Google is reportedly working on a new AI chip that would allow it to run its Gemini AI model more efficiently.
According to a report from The Information, the chip, known internally as ‘Frozen v2,’ would have Google Gemini decisions built in, thus reducing the number of steps necessary to move data around – decision-making is often the most time-consuming process for chips that are able to run multiple AI models.
As a result, the report claimed that the new chip could be six to ten times more efficient than Google’s current Tensor Processing Unit (TPU) offerings and will be faster at responding to queries, potentially enabling the company to explore new AI applications. However, it was noted that Frozen is not intended to replace the TPU, but rather function as a separate branch of Google’s home-grown silicon efforts.

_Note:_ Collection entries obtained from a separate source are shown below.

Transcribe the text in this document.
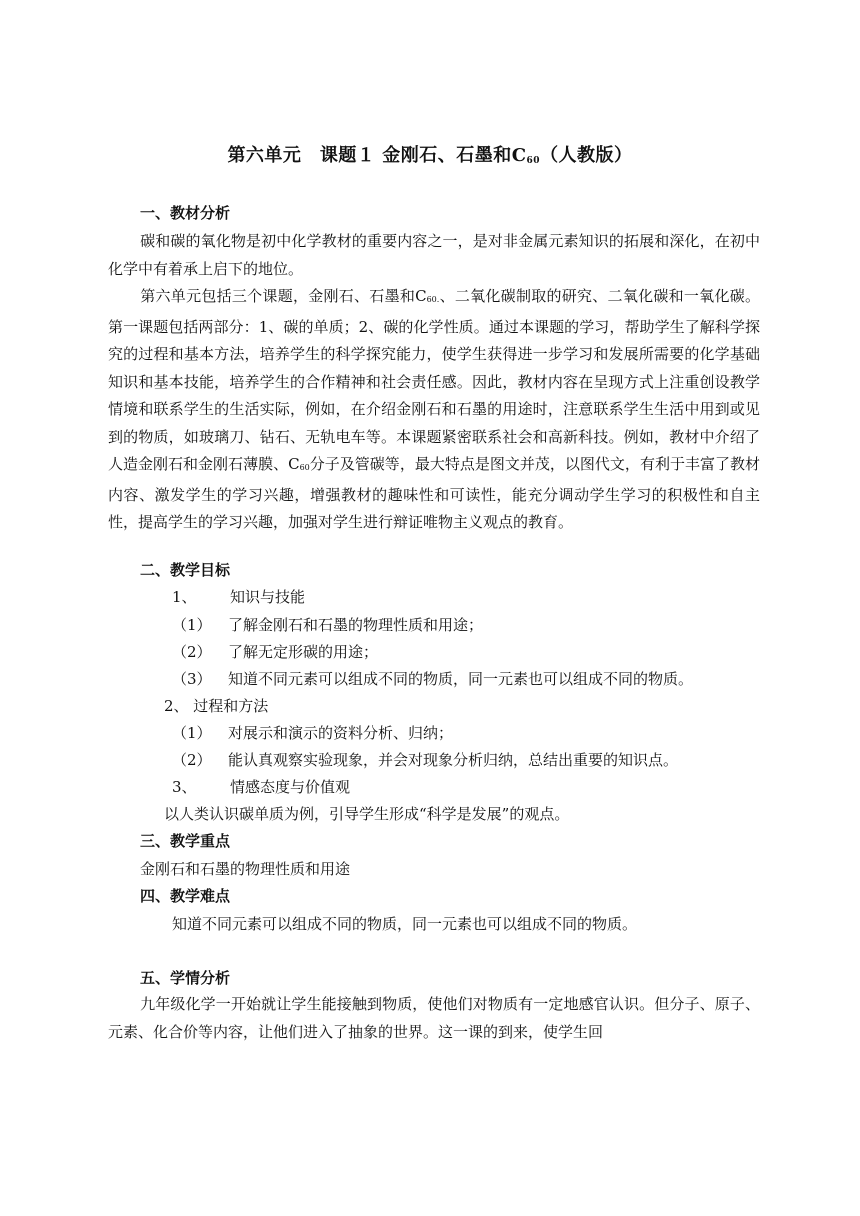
第六单元　课题１ 金刚石、石墨和$C_{60}$（人教版）
一、教材分析
碳和碳的氧化物是初中化学教材的重要内容之一，是对非金属元素知识的拓展和深化，在初中化学中有着承上启下的地位。
第六单元包括三个课题，金刚石、石墨和$C_{60.}$、二氧化碳制取的研究、二氧化碳和一氧化碳。第一课题包括两部分：1、碳的单质；2、碳的化学性质。通过本课题的学习，帮助学生了解科学探究的过程和基本方法，培养学生的科学探究能力，使学生获得进一步学习和发展所需要的化学基础知识和基本技能，培养学生的合作精神和社会责任感。因此，教材内容在呈现方式上注重创设教学情境和联系学生的生活实际，例如，在介绍金刚石和石墨的用途时，注意联系学生生活中用到或见到的物质，如玻璃刀、钻石、无轨电车等。本课题紧密联系社会和高新科技。例如，教材中介绍了人造金刚石和金刚石薄膜、$C_{60}$分子及管碳等，最大特点是图文并茂，以图代文，有利于丰富了教材内容、激发学生的学习兴趣，增强教材的趣味性和可读性，能充分调动学生学习的积极性和自主性，提高学生的学习兴趣，加强对学生进行辩证唯物主义观点的教育。
二、教学目标
1、 知识与技能
（1） 了解金刚石和石墨的物理性质和用途；
（2） 了解无定形碳的用途；
（3） 知道不同元素可以组成不同的物质，同一元素也可以组成不同的物质。
2、 过程和方法
（1） 对展示和演示的资料分析、归纳；
（2） 能认真观察实验现象，并会对现象分析归纳，总结出重要的知识点。
3、 情感态度与价值观
以人类认识碳单质为例，引导学生形成“科学是发展”的观点。
三、教学重点
金刚石和石墨的物理性质和用途
四、教学难点
知道不同元素可以组成不同的物质，同一元素也可以组成不同的物质。
五、学情分析
九年级化学一开始就让学生能接触到物质，使他们对物质有一定地感官认识。但分子、原子、元素、化合价等内容，让他们进入了抽象的世界。这一课的到来，使学生回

Google plans to deploy the chips in 2028, The Information said, with Frozen only set to be usable for later generations of Gemini. The company also doesn’t intend to produce as many Frozen chips as TPUs, with sources cited in the report claiming this would allow Google to bring external design and manufacturing partners in on the project at a later date.

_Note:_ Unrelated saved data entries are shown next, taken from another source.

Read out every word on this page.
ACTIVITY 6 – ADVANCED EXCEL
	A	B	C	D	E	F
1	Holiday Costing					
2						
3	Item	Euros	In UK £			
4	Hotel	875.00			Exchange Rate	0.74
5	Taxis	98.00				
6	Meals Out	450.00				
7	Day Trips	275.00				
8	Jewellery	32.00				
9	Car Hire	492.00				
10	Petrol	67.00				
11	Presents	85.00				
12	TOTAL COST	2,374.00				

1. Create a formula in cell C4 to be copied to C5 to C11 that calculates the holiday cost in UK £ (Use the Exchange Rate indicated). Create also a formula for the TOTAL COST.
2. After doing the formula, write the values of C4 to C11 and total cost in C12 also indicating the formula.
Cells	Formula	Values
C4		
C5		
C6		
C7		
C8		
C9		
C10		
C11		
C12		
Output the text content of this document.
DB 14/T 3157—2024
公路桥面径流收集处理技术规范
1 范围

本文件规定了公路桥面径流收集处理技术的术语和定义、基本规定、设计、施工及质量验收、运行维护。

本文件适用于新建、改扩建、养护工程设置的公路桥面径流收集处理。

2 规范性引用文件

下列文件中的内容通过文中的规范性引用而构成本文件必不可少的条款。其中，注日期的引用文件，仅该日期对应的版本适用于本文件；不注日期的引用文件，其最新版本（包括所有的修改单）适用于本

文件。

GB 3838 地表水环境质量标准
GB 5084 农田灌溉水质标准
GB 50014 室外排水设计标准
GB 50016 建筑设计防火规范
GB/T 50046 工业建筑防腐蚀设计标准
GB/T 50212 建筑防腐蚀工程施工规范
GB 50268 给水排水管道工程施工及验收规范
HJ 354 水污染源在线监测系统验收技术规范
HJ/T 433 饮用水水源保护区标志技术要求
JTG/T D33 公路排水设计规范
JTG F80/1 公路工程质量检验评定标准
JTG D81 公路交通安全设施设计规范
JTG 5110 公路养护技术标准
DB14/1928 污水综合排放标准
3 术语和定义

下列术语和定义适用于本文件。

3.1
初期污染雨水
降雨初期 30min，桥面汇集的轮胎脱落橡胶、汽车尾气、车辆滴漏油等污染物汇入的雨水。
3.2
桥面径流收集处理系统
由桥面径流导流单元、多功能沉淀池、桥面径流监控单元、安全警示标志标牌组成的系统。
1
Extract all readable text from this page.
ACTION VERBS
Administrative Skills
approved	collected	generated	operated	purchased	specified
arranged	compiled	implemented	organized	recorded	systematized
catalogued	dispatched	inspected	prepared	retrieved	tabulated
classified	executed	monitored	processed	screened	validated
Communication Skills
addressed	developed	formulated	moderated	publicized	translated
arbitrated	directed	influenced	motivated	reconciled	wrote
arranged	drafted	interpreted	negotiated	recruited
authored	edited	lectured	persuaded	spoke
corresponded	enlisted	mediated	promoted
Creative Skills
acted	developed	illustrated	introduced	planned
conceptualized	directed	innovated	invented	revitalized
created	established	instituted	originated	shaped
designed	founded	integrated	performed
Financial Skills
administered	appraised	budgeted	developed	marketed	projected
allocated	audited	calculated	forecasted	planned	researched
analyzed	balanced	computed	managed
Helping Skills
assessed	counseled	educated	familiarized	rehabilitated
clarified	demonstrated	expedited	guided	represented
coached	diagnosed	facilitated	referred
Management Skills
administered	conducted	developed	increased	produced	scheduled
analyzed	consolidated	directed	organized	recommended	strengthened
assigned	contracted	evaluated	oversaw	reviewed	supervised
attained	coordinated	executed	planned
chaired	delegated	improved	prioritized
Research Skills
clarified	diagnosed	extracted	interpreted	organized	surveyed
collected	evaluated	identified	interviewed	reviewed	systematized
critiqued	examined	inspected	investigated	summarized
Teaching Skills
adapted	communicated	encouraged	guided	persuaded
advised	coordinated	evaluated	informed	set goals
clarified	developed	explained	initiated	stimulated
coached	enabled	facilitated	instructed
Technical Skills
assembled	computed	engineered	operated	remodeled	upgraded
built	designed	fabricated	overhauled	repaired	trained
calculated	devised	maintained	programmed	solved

In October 2025, Google’s VP and GM of AI and infrastructure, Amin Vahdat, said demand for the company’s TPUs was so oversubscribed that the company is having to turn customers away, adding that the company’s “seven and eight-year-old TPUs have 100% utilization.”
Google released its eighth-generation TPUs in April 2026, with the latest generation offering two separate chips: one for inference workloads, and another for training.
That same month, Broadcom stated in a regulatory filing that it had entered into a Long-Term Agreement with Google to develop and supply future generations of its TPUs, in addition to signing a Supply Assurance Agreement to supply “networking and other components” to be used in Google’s next-generation AI racks until 2031.